Heizkostenschocks bei der Vonovia: „Uns bleibt nichts anderes übrig, als uns zusammenzuschließen“

Brinja Manske, Mieterin der Vonovia am Tempelhofer Damm in Berlin, ist empört: „Ich soll als alleinerziehende Auszubildende zwei Monatsmieten für die Heizkosten nachzahlen. Woher soll ich das nehmen? Wie kommt die Vonovia auf diese Kosten?“ Noch schlimmer ergeht es manchen NachbarInnen: „Eine 90jährige Nachbarin von mir soll laut Heizkostenabrechnung 6000 Euro nachzahlen!
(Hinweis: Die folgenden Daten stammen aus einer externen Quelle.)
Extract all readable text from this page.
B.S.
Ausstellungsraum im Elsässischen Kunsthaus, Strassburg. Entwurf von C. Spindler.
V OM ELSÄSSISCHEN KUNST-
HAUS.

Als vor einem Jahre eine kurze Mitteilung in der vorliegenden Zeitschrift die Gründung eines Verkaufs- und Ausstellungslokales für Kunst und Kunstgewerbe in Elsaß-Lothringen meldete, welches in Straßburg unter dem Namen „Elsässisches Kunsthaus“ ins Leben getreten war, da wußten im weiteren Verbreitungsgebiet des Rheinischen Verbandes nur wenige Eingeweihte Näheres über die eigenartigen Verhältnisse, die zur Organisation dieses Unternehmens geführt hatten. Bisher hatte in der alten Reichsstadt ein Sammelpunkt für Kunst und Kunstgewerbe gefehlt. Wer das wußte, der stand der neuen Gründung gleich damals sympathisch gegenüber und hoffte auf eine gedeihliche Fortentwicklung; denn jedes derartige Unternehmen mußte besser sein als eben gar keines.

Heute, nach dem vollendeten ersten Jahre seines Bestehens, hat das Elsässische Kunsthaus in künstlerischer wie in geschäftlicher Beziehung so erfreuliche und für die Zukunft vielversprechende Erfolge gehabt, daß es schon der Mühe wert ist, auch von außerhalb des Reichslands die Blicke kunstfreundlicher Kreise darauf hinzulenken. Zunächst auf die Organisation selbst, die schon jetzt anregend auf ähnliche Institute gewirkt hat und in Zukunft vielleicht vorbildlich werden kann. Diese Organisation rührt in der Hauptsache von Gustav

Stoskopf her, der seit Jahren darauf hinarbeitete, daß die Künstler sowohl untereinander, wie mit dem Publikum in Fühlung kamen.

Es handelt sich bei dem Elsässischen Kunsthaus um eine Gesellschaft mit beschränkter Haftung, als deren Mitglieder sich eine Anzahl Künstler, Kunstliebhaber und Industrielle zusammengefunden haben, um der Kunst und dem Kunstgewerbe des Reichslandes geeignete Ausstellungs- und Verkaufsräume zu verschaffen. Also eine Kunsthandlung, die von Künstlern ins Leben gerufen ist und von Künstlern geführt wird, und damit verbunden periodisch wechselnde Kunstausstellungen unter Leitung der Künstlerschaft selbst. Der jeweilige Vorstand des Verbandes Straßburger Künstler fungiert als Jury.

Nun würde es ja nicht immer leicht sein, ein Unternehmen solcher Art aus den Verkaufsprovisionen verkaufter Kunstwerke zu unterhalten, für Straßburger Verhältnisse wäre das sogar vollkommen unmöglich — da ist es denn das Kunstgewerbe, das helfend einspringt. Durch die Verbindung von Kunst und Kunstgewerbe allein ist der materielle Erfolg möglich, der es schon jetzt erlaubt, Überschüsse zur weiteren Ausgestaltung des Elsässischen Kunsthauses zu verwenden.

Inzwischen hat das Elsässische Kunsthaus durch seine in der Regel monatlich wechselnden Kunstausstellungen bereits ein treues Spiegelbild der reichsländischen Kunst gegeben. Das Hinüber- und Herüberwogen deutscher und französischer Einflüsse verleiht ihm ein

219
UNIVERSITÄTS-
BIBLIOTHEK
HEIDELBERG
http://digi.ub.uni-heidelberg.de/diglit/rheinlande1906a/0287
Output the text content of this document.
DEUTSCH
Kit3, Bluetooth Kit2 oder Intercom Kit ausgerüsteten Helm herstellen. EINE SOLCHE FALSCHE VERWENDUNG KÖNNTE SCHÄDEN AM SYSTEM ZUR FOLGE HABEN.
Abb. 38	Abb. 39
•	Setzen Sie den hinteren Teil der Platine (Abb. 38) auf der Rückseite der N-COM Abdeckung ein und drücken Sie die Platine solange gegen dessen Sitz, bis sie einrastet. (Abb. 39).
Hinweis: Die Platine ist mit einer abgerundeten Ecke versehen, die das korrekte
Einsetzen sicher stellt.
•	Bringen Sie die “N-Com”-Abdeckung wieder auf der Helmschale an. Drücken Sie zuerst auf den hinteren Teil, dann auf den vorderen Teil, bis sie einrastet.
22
Als sie bei der Vonovia anrief, hat man sie gefragt, warum sie denn auch mehr als ein Zimmer heize. Ist das der Schutz vor Wohnungsverlust, den Vonovia-Chef Buch alten Menschen garantiert? “

Ähnliche Erfahrungen machen Vonovia-MieterInnen in anderen Berliner Stadtteilen, in Stuttgart und im Ruhrgebiet…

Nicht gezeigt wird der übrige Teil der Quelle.